Solar panel technology has not changed much in 35 years and so there has not been much change in price. Prices have dropped by maybe 20% in the past five years (solar PV, on the other hand, has more than halved in price).
A typical 4m2 flat panel installed on-roof, including a 200-litre tank, all labour, peripheral parts, control systems and VAT at 5% will cost from £2,500 to £4,000, depending on the quality of the system and ease of installation. On a new build, scaffold is already in place and roof tiles are not yet on so installation will be easy and prices could dip below £2,500.
In terms of value, a system of that size will produce around 2,000kWh of hot water each year. The life of the system will be in excess of 30 years, a minimum of 60,000kWh total production.
Running and maintenance costs of solar panels are less than £10 per year. Assuming an installed cost of £3,500, the unit cost of production will be around 5.8p/kWh, before RHI.
What do I need to install a solar thermal system?
A 4m2 flat plate (being two panels) or 18 to 24 tube (varying with the type of tubes) array on a south-facing roof elevation with an inclination of 22° would be ideal for a solar thermal array for a typical house with four people living in it, but there is a degree of flexibility:
- An evacuated tube array could be as much as 45° east or west of south and still be reasonably efficient.
- A flat plate array can be mounted east-west, with one panel on the east elevation and two on the west to achieve the same output as a south-facing array.
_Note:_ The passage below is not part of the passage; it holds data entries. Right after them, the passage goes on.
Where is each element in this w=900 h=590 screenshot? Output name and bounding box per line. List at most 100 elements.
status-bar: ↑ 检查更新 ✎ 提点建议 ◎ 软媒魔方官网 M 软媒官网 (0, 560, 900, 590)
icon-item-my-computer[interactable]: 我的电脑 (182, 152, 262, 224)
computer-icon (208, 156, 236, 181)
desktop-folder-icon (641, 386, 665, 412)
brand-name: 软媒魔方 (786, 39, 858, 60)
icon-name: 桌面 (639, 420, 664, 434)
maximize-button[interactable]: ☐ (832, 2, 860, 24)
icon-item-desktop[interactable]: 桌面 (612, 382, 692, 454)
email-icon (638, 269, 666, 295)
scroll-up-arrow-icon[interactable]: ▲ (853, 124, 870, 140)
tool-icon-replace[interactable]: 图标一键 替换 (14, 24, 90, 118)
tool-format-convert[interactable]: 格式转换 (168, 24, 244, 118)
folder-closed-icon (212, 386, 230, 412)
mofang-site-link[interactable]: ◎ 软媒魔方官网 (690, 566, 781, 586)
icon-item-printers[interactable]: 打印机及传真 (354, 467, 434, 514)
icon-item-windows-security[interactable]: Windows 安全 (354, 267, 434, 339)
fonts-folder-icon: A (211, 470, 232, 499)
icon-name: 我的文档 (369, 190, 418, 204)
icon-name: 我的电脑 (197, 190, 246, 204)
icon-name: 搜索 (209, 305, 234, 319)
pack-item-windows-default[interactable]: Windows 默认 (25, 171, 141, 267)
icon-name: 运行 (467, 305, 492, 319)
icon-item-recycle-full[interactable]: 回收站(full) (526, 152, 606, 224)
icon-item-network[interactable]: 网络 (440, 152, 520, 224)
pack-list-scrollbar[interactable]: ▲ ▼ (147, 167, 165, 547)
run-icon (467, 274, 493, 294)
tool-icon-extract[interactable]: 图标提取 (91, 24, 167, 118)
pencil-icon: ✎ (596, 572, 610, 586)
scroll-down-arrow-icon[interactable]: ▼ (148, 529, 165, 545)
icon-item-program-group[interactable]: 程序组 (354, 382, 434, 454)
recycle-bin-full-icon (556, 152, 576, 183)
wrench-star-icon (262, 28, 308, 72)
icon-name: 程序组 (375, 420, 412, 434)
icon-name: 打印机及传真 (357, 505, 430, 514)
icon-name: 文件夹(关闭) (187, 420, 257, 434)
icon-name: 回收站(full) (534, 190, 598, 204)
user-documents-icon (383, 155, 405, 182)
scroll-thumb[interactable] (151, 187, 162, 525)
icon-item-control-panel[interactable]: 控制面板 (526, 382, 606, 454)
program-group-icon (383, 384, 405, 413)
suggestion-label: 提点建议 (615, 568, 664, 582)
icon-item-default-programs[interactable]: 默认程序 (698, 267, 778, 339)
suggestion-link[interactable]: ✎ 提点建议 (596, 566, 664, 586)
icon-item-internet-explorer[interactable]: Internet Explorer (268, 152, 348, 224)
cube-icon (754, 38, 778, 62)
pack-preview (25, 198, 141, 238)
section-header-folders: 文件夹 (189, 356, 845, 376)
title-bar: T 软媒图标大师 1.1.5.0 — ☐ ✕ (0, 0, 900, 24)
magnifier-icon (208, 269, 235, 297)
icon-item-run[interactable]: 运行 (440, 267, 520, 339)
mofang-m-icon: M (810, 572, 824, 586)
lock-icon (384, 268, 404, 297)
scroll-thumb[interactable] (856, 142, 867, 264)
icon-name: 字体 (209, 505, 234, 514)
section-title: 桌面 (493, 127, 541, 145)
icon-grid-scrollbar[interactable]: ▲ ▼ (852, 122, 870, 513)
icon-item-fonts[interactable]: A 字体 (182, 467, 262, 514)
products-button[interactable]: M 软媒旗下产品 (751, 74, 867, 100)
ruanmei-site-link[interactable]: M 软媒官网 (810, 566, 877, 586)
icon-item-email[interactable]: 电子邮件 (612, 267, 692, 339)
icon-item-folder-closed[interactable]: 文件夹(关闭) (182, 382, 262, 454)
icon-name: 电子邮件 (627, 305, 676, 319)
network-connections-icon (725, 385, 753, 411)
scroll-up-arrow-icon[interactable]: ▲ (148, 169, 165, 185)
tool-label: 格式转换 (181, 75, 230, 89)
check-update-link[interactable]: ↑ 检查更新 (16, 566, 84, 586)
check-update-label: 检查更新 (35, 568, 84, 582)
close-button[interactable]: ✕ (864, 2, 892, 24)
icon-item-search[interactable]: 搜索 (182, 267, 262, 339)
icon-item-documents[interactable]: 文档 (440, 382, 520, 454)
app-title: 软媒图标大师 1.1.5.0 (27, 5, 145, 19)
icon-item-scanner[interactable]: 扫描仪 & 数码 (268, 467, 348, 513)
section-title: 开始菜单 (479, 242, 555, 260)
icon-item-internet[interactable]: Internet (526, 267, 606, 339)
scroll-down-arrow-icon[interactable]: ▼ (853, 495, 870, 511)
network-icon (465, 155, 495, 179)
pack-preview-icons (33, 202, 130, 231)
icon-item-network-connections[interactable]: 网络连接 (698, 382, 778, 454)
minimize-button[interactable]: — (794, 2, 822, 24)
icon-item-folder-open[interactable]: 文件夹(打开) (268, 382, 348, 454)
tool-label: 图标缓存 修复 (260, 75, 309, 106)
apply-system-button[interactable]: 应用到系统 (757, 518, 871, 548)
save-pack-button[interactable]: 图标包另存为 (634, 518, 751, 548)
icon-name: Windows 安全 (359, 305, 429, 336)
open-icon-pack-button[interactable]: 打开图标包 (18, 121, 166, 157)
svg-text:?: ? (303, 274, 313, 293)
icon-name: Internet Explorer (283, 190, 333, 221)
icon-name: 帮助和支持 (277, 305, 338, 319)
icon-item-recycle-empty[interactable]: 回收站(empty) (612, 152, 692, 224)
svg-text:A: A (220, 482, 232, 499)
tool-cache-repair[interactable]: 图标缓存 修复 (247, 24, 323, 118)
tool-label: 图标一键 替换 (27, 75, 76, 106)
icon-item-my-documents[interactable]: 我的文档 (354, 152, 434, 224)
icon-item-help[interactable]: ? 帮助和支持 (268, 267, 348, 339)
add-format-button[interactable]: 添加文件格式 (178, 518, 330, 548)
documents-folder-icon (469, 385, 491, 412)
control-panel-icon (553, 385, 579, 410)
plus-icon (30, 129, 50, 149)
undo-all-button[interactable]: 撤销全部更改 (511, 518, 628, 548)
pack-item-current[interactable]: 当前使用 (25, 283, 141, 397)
What is actually needed will vary with what it is to be used for:
- A house built, or renovated, to a bit better thermal efficiency than current Building Regulations requirements could have its whole space heating and domestic hot water demands met with just a solar thermal system, for eight or nine months of the year.
- A house built to Passivhaus standard could do the same for 12 months, but it would not qualify for RHI.
For a swimming pool, a solar thermal array covering 50% of the surface area of the pool will heat an outdoor pool for six months of the year and an indoor pool for more than nine months (how much more depends of the construction of the pool room). But this does not qualify for RHI.
Is a solar thermal system worth the investment?
Some say that solar thermal is a dead technology. The drop in PV prices, brought about by government incentives, means that it is cheaper to produce hot water using PV than solar thermal. This could be true if RHI did not exist.
But it does, and right now it virtually pays for the system in seven years, meaning that the actual unit cost of energy from solar thermal is below 2p/kWh. RHI will be dropped, probably within the next two years, which may then kill the technology.
Until then it remains a robust, simple, reliable technology that will provide useful energy for a very long time. Certainly, if the system is used in a way that qualifies for RHI, it is still worth considering.
How do I find a supplier?
Your first port of call should be the Solar Trades Association. There will be many solar thermal installers in every location to which, again, due diligence must be applied.